Hello Kitty Crop Circle
It didn’t take long for photos to begin showing up in my mailbox. In fact, there are a bunch in there and some I’m downright afraid that my wife will see so much so that I actually put a password on the file. There are just some things she should not see for my sanity…
One of the submissions was of a 2004 Hello Kitty crop circle that was made as part of the 30th anniversary of Hello Kitty. While this photo is a couple of years old and both my wife and I have seen it, I do still remember when it first came out:

wife: Look, a Hello Kitty crop circle
me: Please don’t tell me you think aliens did it…
wife: No, it’s a promotion from Sanrio to celebrate Hello Kitty’s 30th anniversary.
me: Why would you build a crop circle to do that?
wife: Because Sanrio knows that if aliens did visit the earth, they would be filled with the heart of Hello Kitty.
me: You’re kidding, right? Please tell me you’re kidding…

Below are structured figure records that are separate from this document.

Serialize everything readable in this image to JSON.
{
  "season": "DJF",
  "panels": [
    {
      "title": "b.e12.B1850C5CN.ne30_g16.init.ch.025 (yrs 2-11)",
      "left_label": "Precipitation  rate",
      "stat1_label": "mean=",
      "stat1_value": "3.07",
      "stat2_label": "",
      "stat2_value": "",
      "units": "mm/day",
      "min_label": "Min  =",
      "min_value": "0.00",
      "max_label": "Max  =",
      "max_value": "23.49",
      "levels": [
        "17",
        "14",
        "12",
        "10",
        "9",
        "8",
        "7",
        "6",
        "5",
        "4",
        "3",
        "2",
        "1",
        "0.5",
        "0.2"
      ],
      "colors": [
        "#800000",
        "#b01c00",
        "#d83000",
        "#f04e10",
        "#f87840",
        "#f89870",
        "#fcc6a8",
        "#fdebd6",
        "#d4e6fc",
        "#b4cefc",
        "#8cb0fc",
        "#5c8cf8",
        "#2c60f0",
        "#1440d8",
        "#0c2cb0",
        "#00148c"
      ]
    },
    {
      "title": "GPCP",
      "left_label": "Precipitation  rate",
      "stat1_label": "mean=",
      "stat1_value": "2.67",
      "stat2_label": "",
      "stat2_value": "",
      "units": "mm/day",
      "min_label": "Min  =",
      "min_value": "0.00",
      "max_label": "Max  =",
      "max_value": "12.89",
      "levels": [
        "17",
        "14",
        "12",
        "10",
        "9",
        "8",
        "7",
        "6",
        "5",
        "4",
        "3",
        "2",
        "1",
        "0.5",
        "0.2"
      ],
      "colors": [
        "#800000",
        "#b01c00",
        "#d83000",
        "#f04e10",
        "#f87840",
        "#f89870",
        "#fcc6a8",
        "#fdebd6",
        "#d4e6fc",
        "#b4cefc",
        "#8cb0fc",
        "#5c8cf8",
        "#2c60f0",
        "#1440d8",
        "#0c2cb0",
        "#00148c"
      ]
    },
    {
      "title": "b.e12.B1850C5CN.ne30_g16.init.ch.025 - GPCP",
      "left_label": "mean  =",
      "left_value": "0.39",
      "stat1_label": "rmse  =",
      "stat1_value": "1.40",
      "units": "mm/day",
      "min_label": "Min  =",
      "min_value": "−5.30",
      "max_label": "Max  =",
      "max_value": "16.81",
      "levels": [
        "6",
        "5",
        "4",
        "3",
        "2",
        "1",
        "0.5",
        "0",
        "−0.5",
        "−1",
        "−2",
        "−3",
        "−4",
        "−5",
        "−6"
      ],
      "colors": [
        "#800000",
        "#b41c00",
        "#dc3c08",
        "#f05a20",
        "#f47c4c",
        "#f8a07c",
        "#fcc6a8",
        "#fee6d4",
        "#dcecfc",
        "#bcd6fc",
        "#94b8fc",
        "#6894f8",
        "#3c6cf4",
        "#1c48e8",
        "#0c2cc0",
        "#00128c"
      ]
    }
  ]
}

wife: Hello Kitty brings joy to people no matter where they are. Whether they are on earth or in the sky looking down on earth. I think we should fly to go and see it.
me: We are not going to fly half way around the world to see a crop circle of Hello Kitty
The conversation continued along those lines for the next week and about how much I didn’t appreciate the love that Hello Kitty brings to people. While this episode should be long over, I’m afraid I will not be able to forget the crop circle for the rest of my life. This is because every time that my wife sees this particular Hello Kitty crop circle photo, she flashes back to that time to remind my how I don’t appreciate Hello Kitty as much as I should. Not to mention refusing to go and see the crop circle (there was a time that I actually stood my ground…ah, those days when I was still young and naive…)
Of course, this photo being sent to my mail and my wife getting a glimpse of it teleported us back to the original conversation which appears to heated the temperature in my Hello Kitty Hell. To make up for my wife missing out on the crop circle, she heavily hinted that a Hello Kitty Airplane ride was in order.
Any suggestions how I’m going to get myself out of that???
Hat tip (circlemakers.org via ojuang)
Posted: October 19th, 2006 under Hello Kitty Strange.
Comments: 9
Comments
Comment from furious.styles
Time: October 19, 2006, 8:56 pm
dude…i have been reading for a while now, and i can not understand something. is there any reason that you can not just tell the wife no and that be the end of it? why does it seem as though you are not in control of your life?
i know i am on the outside looking in, but that is the picture that i am seeing here….
furious.styles
Comment from random hello kt freak
Time: October 26, 2006, 7:50 am
for more cute overload, check out this sample of the new hello kt claymation:
http://youtube.com/watch?v=3SZFsXo2zp4
XD
Comment from Boinkie
Time: November 30, 2006, 10:31 pm
linked.
I also added you to my blogroll…
Pingback from Hello Kitty Hell » Blog Archive » Hello Kitty Venus
Time: January 22, 2007, 1:32 am
[...] Apparently, Sanrio actually had a Hello Kitty Venus de Milo statue commissioned for the 30th anniversary of Hello Kitty in 2004 (much like the Hello Kitty Crop Circle – I certainly hope I die before the 50th anniversary arrives) which they named “Hello de Milo” (makes me sick just saying it…) [...]
Comment from Shayna
Time: February 10, 2007, 10:44 pm
I say go on the Hello Kitty airplane! That would be SOOO much fun! I would have to freeze-dry all the food so that I could have it as a memento. How cool is Hello Kitty food!! WOO!
Comment from Odmayhea
Time: January 5, 2008, 2:05 am
Your recounts of conversations with your wife are hilarious. It makes me wonder if i sound like that when I obsess to my husband! =)
Pingback from Hello Kitty Graffiti – Hello Kitty Hell
Time: July 23, 2008, 7:17 am
[...] that Hello Kitty Hell is getting bad when my automatic reaction to seeing this is that it must be a publicity stunt marking some Hello Kitty anniversary. Sanrio probably paid a bunch of kids to put graffiti all over the place because why would anyone [...]
Comment from shocked person
Time: October 11, 2008, 7:52 am
okay. I know I have no right to say this, but I feel that your wife is getting a little extreme with the HK worshipping. I mean seriously, who the hell would go on a ten-thousand dollar trip just to see a little patch of cut grass? I advise you to do something about your wife PRONTO.
Comment from Harold Clark
Time: August 18, 2009, 6:37 pm
you MUST be married to one of the richest or most beautiful women on earth (or BOTH) as I cant imagine anyone who would put up with this kind of hell without at least 1 of those 2 circumstances being true!